Last edited by Payton; 11-06-2009 at 11:02 AM.
Great story, old timer talking about folks being embarrassed by the possibility that someone might see them walking into the church to attend an AA meeting. Guy said, I wasn't embarrassed to be seen outside that church, drunk or throwing up or pi**ing in the bushes.
Payton,
You are expecting the I told you so from your Dad and possibly Mom but you really need to think about what you want. Why you want to quit drinking? Make a list and read or better yet go back in your posts and read them of why you want to quit.
Don't listen to the voices, go to a meeting and just see how it goes. I'm going tonight. I think...I'm scared too and preaching to the choir.
Hang in there!:ghug3
You are expecting the I told you so from your Dad and possibly Mom but you really need to think about what you want. Why you want to quit drinking? Make a list and read or better yet go back in your posts and read them of why you want to quit.
Don't listen to the voices, go to a meeting and just see how it goes. I'm going tonight. I think...I'm scared too and preaching to the choir.
Hang in there!:ghug3
My husband is very active in the community. Local business owner. He knows everyone. We go to tons of functions throughout the year, I had the same fear as you. I have been to three meetings and have yet to see someone I know. I think some may know my husband but it just isn't an issue. At this point I wouldn't care if I saw someone I know because there is such a trust, a bond in that room that I really don't feel I would be outed...or tattled on. I would never tell my own husband anyone I saw at a meeting...even if it was his best friend. I tell my husband everything...sometimes things I am not supposed to at the request of a friend but the one thing about AA I won't share with him are the idenities of the people in that room. I got that the first day...you'll feel it to when you go.
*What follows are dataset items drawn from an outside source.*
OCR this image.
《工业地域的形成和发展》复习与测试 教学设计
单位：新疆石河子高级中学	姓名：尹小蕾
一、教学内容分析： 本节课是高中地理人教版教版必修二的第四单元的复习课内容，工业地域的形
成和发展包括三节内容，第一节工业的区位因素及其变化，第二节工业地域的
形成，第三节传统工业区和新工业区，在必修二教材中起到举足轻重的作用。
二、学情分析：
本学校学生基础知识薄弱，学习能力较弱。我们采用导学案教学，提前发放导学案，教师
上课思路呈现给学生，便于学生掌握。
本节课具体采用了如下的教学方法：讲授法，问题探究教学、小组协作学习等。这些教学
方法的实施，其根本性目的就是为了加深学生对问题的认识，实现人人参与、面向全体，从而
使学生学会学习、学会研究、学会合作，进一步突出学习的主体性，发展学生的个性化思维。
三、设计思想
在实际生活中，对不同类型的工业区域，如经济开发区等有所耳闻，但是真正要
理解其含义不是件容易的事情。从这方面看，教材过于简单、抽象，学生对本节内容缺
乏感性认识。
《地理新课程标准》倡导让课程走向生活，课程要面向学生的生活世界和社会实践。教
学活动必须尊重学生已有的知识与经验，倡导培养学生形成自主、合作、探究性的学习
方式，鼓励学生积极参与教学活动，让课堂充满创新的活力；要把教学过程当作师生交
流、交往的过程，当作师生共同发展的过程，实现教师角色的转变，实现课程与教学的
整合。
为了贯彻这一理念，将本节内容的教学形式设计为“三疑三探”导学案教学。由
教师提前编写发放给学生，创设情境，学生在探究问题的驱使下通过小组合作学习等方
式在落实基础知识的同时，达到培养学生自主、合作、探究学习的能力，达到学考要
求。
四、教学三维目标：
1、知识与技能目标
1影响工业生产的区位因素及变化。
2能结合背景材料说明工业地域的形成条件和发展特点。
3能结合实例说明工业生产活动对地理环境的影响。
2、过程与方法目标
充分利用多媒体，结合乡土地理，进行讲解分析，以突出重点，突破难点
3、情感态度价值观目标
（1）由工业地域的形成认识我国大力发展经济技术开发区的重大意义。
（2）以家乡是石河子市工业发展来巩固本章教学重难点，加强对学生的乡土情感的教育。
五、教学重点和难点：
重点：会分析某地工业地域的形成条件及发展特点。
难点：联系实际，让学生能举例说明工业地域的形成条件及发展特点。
I hope you are having a good day
Jo
Jo
Thank you so much Jo for the reassurance! Good for you for having been to 3 meetings - wow! I am going to see if I can get to a meeting on Wednesday evening.
I am finishing up 5 days sober and I am very excited about it. I can't believe how productive I've been and how rested I'm starting to feel. It feels so good to wake up without guilt or anxiety.
I am finishing up 5 days sober and I am very excited about it. I can't believe how productive I've been and how rested I'm starting to feel. It feels so good to wake up without guilt or anxiety.